Sears’ E-Receipt Fear: Buy Once, Return Many
Written by Evan SchumanAs retail rapidly moves to integrate mobile into almost every aspect of its customer interactions, many in IT and Loss Prevention are wisely scared about the security holes that will crop up during the rush. One such exec, William Titus, LP VP at Sears, said on Tuesday (Jan. 17) that one of his biggest fears involves mobile electronic receipts.
“The E-receipt problem is that the customer now has a valid receipt. I can’t bring it in. I’m not checking it off and signing off on it. So the ability to use that fraudulently increases unless you have a true returns management system,” Titus said while speaking at NRF during a StorefrontBacktalk moderated panel.
The problem is that few chains today have such complete returns management systems. This is likely to be a temporary setback, because those types of systems will not only address—dare we say fix?—the E-receipt issue Titus discussed but also deliver quite a few additional benefits with everything from inventory to CRM to payment systems.
Until then, though, this security hole will be quite real.
“Our CIOs are always making decisions about transactions and how those transactions should move up and down the line. Should I trickle this thing up? Should I batch it up? The problem is that if I’m batching this up, or I’m trickling it and it takes a long time for it to get up there, I have this huge window of opportunity where (dishonest customers) can now do multiple fraudulent refunds. There’s a lot of different things that we have to be thinking about.”

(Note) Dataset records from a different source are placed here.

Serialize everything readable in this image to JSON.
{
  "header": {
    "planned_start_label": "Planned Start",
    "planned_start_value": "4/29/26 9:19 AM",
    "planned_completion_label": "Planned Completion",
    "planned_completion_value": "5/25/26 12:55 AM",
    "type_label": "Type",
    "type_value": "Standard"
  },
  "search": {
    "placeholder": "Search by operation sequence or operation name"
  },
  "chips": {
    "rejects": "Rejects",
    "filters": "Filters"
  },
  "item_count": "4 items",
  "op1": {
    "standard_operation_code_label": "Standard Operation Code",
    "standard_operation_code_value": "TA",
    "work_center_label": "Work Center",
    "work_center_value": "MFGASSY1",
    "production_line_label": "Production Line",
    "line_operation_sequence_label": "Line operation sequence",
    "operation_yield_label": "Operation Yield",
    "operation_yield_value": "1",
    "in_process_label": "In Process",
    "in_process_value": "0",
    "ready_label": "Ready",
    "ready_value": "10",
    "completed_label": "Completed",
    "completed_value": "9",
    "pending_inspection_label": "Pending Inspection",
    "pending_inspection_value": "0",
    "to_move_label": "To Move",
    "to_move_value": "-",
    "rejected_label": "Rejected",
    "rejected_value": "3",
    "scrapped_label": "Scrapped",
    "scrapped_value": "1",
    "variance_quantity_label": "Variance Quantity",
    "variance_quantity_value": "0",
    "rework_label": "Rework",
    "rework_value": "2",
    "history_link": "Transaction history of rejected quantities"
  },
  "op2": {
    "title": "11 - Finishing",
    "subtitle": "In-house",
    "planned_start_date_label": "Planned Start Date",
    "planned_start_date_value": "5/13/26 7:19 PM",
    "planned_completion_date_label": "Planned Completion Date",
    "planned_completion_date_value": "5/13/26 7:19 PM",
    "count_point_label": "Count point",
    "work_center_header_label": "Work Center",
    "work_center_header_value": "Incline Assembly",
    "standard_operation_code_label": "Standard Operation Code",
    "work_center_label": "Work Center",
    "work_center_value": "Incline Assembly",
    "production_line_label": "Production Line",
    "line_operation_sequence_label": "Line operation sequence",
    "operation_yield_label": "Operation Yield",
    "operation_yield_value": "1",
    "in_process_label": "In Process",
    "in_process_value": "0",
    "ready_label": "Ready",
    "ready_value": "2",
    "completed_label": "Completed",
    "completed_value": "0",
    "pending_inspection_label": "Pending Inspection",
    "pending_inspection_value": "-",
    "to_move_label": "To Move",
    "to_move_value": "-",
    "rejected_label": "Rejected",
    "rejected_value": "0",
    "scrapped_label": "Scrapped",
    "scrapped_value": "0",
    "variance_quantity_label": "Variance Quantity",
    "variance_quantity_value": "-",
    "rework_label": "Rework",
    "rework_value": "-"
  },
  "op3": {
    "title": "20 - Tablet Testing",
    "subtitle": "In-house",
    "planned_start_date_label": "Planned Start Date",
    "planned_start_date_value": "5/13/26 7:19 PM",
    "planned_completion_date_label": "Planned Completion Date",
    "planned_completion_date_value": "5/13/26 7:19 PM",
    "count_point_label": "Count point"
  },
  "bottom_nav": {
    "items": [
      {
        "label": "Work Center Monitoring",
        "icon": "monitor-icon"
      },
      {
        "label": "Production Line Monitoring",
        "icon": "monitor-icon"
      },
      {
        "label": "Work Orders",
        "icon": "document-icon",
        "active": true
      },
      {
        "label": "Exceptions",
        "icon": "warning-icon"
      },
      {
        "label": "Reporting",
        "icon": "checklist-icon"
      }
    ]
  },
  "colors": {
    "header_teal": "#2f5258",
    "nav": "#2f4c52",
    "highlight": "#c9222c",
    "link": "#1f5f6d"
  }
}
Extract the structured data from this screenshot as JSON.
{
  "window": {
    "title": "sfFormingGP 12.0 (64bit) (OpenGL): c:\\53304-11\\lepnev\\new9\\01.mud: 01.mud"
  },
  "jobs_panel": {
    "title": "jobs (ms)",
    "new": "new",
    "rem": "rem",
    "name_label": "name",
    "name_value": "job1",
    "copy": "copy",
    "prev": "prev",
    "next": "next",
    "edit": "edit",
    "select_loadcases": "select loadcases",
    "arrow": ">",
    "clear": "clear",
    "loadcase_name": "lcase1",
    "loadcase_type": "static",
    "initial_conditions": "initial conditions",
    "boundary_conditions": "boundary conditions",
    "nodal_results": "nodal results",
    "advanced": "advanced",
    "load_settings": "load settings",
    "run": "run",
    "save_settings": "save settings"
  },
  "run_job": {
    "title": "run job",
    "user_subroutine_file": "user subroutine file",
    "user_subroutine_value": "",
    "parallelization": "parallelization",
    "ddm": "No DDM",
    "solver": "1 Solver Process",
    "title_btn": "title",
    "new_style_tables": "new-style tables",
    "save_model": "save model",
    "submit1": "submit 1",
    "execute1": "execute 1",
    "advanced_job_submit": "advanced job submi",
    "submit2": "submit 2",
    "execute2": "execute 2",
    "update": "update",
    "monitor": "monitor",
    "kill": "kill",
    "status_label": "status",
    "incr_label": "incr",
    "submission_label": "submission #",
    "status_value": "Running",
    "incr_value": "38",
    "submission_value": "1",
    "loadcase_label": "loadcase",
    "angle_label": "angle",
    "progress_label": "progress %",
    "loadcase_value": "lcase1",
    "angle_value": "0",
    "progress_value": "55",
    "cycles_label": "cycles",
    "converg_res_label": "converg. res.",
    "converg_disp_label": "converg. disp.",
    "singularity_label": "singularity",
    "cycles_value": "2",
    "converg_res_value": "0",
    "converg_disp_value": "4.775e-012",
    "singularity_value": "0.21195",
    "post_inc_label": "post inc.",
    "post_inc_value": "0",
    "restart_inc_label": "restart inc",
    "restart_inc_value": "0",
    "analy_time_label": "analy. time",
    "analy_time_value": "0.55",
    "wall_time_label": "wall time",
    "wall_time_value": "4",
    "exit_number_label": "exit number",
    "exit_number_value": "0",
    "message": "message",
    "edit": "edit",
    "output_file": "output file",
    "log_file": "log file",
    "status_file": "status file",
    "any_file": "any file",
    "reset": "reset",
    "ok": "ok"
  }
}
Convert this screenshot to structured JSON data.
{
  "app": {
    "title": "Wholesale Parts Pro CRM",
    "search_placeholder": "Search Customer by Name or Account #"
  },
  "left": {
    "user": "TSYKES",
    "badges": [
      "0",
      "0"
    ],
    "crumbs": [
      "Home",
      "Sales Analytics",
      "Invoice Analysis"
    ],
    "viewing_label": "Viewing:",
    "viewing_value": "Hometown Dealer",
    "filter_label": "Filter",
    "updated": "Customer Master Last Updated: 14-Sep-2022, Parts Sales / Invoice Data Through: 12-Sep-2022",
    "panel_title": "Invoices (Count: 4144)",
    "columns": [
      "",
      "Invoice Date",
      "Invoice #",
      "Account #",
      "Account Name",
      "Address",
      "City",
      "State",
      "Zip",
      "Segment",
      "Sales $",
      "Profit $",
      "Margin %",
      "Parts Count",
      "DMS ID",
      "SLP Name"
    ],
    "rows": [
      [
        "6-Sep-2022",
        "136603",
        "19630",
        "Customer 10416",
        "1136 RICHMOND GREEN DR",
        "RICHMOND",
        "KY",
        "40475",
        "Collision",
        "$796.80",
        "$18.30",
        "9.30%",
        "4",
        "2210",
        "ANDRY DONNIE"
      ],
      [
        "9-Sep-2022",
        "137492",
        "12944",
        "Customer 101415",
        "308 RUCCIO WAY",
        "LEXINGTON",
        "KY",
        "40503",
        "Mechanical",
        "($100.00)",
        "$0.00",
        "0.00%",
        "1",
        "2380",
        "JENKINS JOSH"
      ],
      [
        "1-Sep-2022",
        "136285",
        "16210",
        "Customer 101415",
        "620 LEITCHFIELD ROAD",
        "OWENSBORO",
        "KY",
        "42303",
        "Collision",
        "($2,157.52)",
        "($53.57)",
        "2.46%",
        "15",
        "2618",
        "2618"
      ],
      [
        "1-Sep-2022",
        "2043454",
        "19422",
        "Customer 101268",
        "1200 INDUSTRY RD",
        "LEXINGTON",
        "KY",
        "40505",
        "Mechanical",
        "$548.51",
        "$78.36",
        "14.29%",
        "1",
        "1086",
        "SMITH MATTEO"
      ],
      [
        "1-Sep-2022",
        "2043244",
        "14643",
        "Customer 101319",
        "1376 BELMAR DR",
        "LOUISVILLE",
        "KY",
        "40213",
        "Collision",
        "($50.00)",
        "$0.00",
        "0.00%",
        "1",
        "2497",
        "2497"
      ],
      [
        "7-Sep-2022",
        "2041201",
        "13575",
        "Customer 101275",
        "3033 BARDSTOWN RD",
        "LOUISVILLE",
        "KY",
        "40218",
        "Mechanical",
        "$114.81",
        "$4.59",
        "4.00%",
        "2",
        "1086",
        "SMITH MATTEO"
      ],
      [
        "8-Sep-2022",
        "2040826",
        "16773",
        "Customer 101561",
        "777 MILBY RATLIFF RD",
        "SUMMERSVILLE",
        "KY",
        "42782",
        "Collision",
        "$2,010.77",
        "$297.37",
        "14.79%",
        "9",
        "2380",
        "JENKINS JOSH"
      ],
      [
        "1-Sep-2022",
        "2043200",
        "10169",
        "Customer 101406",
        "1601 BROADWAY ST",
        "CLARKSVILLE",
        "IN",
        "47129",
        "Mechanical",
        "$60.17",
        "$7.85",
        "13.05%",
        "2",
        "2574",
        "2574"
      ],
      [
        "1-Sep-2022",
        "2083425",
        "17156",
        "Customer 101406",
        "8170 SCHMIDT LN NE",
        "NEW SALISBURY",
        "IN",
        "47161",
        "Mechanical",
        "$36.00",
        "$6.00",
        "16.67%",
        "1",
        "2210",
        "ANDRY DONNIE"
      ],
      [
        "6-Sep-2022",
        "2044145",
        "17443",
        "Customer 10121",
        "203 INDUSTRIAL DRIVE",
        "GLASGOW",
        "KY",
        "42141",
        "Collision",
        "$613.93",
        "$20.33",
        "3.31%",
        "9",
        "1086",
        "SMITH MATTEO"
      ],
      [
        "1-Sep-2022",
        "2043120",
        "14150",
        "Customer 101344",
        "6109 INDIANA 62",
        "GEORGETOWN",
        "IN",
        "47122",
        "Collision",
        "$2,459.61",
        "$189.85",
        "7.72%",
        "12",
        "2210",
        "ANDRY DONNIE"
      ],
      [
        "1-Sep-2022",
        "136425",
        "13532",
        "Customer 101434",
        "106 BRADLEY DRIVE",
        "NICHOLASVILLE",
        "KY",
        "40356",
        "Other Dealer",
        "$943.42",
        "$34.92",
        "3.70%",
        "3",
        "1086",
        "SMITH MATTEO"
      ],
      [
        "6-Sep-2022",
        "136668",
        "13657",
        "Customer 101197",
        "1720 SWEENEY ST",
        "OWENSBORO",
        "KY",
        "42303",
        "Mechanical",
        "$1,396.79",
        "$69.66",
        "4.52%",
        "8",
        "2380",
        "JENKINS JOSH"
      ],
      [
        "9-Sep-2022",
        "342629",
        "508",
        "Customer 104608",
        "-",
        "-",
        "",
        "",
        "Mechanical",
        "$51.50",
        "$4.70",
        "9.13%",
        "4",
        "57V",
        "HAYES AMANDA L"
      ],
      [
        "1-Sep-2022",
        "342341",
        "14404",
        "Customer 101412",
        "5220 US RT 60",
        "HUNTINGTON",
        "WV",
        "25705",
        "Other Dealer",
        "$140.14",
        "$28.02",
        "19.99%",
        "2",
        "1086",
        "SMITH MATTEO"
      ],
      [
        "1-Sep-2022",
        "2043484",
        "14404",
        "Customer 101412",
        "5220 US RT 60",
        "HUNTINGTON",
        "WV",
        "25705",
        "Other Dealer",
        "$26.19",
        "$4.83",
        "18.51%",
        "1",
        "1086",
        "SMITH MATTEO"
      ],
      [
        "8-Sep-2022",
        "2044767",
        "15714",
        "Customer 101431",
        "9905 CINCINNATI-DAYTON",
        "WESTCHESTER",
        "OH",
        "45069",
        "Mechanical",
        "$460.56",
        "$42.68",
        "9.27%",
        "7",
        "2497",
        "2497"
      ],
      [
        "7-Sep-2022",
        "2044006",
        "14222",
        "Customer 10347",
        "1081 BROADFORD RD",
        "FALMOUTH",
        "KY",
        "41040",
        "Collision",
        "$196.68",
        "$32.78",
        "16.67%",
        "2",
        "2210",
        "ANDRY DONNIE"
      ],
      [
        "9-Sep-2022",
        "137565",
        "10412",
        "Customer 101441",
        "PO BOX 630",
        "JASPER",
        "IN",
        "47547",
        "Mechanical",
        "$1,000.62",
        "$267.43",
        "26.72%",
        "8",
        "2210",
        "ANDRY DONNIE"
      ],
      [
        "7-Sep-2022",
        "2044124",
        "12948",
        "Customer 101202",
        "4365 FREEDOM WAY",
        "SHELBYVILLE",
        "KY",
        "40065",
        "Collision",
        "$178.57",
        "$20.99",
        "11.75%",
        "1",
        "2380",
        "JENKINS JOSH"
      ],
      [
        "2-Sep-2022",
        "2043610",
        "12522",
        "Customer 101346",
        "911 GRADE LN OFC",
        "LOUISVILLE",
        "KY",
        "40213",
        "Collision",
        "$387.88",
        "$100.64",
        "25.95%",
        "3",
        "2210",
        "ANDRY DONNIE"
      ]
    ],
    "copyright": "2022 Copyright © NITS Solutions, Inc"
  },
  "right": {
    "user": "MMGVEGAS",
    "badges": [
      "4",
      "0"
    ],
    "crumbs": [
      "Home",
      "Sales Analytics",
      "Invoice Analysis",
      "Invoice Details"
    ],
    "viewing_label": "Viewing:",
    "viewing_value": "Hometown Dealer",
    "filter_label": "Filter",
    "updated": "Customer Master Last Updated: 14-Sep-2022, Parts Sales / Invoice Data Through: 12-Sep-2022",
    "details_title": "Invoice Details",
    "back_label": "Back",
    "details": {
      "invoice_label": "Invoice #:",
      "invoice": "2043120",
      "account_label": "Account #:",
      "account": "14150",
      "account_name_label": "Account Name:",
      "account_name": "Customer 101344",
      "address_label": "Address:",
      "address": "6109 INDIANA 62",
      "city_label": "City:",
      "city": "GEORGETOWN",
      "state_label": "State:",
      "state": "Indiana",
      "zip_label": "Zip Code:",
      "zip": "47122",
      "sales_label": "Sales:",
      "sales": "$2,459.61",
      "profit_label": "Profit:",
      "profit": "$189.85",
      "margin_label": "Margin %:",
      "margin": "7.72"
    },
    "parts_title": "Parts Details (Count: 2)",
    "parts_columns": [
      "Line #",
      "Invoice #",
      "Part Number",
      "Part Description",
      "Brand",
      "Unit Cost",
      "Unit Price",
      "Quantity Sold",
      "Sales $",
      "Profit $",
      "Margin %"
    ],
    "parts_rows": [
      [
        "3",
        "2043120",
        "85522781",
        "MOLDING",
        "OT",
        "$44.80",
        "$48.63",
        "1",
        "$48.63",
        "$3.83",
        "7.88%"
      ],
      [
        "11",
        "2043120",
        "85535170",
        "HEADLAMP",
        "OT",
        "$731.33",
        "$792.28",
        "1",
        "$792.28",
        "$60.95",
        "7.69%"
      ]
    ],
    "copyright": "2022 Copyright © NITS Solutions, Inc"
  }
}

Theoretically, this problem might be slightly reduced through actions from some of the potential mobile wallet players—Google, PayPal, ISIS, maybe Apple, maybe Square. But that would be disjointed, because it would only impact a small portion of the purchases. With the potential for thieves moving from one store to another with stolen merchandise being cashed out as a return, a centralized system within the chain is the long-term viable approach.
Another item that might temporarily alleviate some of this problem, added fellow panelist Michael Sajor, CIO of Ann (owner of Ann Taylor), is item-level RFID. “At least then we would know that that item was purchased,” he said.
As a practical matter, though, a chain that doesn’t have a full-fledged returns management system is unlikely to go through the much more painful item-level RFID process.
January 19th, 2012 at 1:37 pm
I find the comment concerning the “painful item – level RFID process interesting. obviously there is an education gap that can easily be closed. item level RFID provides a host of benefits that can definitely impact returns management.